I reason as follows: I’ve measured the ground temp here around the year and it doesn’t seem to go below about 45 deg at a depth of about 4-6 inches during the coldest months. I can’t remember if that is mulched or not - doesn’t matter - 45 deg is about the temp of the fridg where we store fresh ginger w/o ill consequence. And the roots are about 4-6 inches deep. I’ll monitor the ground temp more closely around the roots. Now our temp is around 70 deg.
My plan is to let it frost down then mulch it well and watch the ground temp. If it starts dipping below 45 deg I may add a less permeable cover to capture ground heat, maybe a piece of poly. Dunno yet.
I saw a video of a guy just harvesting a piece of ginger as needed from a pot. He just reached down into the soil, broke a piece off, if he got too much he replanted what he didn’t need - and that piece would grow a new plant. That is what I’m trying to do.
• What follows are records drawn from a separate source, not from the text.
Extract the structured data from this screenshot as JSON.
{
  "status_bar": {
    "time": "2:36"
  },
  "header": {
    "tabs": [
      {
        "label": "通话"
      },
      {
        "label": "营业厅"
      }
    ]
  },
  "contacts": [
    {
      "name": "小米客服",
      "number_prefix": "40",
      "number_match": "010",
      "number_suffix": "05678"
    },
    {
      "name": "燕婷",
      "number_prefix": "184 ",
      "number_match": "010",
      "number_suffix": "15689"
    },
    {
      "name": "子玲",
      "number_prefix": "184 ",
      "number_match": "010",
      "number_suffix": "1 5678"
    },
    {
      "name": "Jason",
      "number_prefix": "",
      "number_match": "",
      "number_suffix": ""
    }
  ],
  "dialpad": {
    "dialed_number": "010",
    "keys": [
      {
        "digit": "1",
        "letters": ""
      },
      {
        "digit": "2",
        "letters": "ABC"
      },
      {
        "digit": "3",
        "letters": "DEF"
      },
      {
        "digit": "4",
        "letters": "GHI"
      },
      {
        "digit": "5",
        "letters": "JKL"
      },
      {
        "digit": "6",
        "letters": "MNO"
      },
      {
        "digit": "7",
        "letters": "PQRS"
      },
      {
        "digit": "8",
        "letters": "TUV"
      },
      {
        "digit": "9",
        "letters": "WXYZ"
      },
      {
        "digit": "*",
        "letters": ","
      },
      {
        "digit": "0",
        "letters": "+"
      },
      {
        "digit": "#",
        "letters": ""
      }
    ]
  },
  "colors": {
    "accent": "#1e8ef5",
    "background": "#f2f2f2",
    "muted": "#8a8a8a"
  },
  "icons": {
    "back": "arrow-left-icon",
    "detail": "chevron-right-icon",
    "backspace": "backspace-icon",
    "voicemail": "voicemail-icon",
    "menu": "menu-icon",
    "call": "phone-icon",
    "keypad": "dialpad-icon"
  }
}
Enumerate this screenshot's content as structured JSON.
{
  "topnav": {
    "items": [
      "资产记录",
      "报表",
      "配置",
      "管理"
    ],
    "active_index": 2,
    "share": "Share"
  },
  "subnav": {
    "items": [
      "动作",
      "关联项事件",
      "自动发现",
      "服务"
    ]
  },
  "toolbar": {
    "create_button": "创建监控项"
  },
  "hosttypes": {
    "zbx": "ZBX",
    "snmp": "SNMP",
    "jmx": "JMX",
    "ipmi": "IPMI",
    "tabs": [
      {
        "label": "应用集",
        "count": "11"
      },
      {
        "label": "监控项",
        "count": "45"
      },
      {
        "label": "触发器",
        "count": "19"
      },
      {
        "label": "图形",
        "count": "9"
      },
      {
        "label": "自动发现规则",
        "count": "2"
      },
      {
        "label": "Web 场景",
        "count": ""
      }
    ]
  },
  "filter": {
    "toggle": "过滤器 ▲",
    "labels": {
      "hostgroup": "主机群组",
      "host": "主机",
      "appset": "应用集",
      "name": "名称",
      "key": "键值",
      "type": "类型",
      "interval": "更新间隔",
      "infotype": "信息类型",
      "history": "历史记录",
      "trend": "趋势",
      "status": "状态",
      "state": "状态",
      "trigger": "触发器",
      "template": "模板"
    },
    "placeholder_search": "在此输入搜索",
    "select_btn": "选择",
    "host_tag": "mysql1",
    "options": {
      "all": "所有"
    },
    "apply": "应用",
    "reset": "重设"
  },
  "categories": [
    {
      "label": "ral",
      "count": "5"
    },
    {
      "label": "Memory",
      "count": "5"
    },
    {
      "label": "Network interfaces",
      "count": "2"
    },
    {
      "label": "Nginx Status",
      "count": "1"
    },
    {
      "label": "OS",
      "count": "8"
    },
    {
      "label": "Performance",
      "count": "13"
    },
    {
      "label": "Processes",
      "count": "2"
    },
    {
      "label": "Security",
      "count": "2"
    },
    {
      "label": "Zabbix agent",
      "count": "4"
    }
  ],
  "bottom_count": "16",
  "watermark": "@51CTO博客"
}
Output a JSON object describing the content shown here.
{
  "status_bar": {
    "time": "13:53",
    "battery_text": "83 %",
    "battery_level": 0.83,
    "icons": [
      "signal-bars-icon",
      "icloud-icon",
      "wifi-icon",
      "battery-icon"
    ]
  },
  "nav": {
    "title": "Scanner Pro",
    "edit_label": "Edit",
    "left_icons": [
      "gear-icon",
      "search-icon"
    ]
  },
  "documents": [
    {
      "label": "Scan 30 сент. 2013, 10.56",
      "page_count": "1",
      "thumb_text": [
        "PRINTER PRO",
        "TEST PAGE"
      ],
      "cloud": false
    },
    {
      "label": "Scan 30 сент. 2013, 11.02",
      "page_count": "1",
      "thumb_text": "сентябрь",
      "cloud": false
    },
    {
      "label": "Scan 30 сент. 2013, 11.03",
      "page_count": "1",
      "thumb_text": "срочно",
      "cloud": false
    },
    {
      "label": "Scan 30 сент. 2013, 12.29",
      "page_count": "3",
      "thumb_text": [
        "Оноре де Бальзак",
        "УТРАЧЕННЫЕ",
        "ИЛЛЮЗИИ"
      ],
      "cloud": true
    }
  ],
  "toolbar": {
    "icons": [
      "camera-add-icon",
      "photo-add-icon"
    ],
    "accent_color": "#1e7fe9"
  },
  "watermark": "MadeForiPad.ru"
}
Way less work than what I’m doing now - although ginger is not a lot of work to grow - kinda like garlic. (He was in CA.)
I also have some galangal which I will experiment with also. I think the lemongrass won’t be difficult either.
The unknown is the ground rodents. I have seen their holes in the bed when I raked away the straw yet no damage seen on any of the roots. Wondering if ginger’s pungency will preserve it. Anyone know? I guess I can always dig around and surround it with hardware cloth if need be - just dunno.